Losses amounting to Rs245.9 billion have been incurred by the Pakistan Steel Mills Corporation Limited over a period of well over a decade due to continued financial distress, according to a recent report of the Auditor General of Pakistan. Inadequate governance and poor financial management along with complete non-functionality of operations for several years have led to this collapse.
The loss for Pakistan Steel Mills Company rose by more than 1,355%, increasing from Rs16.9 billion for the fiscal years 2008-09 to Rs245.9 billion in fiscal year 2023-24. Moreover, it has not been able to compile its financial results for 2023-24 and 2024-25, which raises great concerns regarding financial integrity and corporate accountability in one of the biggest public sector corporations in Pakistan.
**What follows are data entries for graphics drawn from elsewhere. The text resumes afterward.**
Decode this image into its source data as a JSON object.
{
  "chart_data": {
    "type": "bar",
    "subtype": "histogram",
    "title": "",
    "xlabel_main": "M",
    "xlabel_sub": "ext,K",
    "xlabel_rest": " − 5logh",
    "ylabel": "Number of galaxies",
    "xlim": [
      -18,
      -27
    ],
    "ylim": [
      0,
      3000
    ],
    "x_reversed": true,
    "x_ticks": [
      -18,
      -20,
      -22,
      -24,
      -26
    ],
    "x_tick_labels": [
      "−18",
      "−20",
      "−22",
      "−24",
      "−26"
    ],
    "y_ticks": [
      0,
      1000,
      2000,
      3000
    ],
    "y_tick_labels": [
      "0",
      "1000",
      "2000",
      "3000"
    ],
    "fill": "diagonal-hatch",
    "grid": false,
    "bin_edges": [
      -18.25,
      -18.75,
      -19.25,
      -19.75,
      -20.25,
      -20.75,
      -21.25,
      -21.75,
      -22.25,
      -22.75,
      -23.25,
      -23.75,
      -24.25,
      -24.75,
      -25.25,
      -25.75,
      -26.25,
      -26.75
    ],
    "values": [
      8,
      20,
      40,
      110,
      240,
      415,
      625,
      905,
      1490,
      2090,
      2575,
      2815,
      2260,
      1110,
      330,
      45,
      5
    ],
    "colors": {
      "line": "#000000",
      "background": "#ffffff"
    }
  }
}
Governance Issues Revealed through Audit
Some of the governance and management issues pointed out by the Auditor General include inappropriate accounting for equity valued at Rs 11 billion, out-of-date information on ownership covering 1,675 acres of land, and the appointment of an executive against the State Owned Enterprises Act.
The audit further revealed that there is unfinished steel inventory valued at Rs17.6 billion that has been lying unsold since the shutdown of operations in 2015 – inventory which has been sitting for close to a decade and depreciating in quality and value all along.
Cash Flow Dilemma Worsens Despite Outstanding Theft
The company is experiencing serious cash flow issues due to outstanding theft, poor management of assets, and the unauthorized use of 1,929 residential units which could be used for rental income and operational needs. Annual losses in just the area of water cost differences amount to Rs1.1 billion or more.
Yearly Averages Amount to Rs25.5 Billion
In the period between fiscal years 2008-09 and 2023-24, yearly losses of Pakistan Steel Mills have been recorded at Rs25.5 billion on average. This loss has been the case with all years except for fiscal year 2021-22, but even the profits made in that fiscal year were not due to the actual operations of the company rather, an asset valuation led to the profits.
Loans by Government Amount to Rs106.2 Billion from 2013
For the purpose of saving the company, the government offered loans worth Rs106.2 billion starting from 2013 until 2025. The auditor found that the cost of financing grew significantly, rising from Rs464 million for the year ending 2008-09 to Rs20 billion for 2023-24, even though administrative expenses grew three times despite the fact that the plant was not functioning after 2015.
The entire revenue dried up after the closure because any revenue earned by the corporation after that time has been through selling the leftover inventory and not from any economic activity.
Total Liabilities Increase to Rs358 Billion
Through the audit, it was discovered that total liabilities were increasing up to Rs358 billion by the fiscal year 2023-24. It should be noted that the increase in equity of the company in this particular time was due mainly to the reappraisal of land instead of an increase in profitability. There had been a sharp increase in trade debts as well.
According to the Auditor General, immediate restructuring of Pakistan Steel Mills, permanent appointment of CEO, and the formulation of a full-fledged revival plan through public private partnerships or leasing is imperative. This would ensure that no more losses occur and that the company remains financially sustainable in the long run.
The Pakistan Steel Mills, now with accumulated losses of almost a quarter trillion rupees and which has not been operational since 2015, serves as one of the most visible examples of the mismanagement of the state-owned enterprises in Pakistani history, where past administrations have financed the enterprise by lending to it rather than fixing its structures.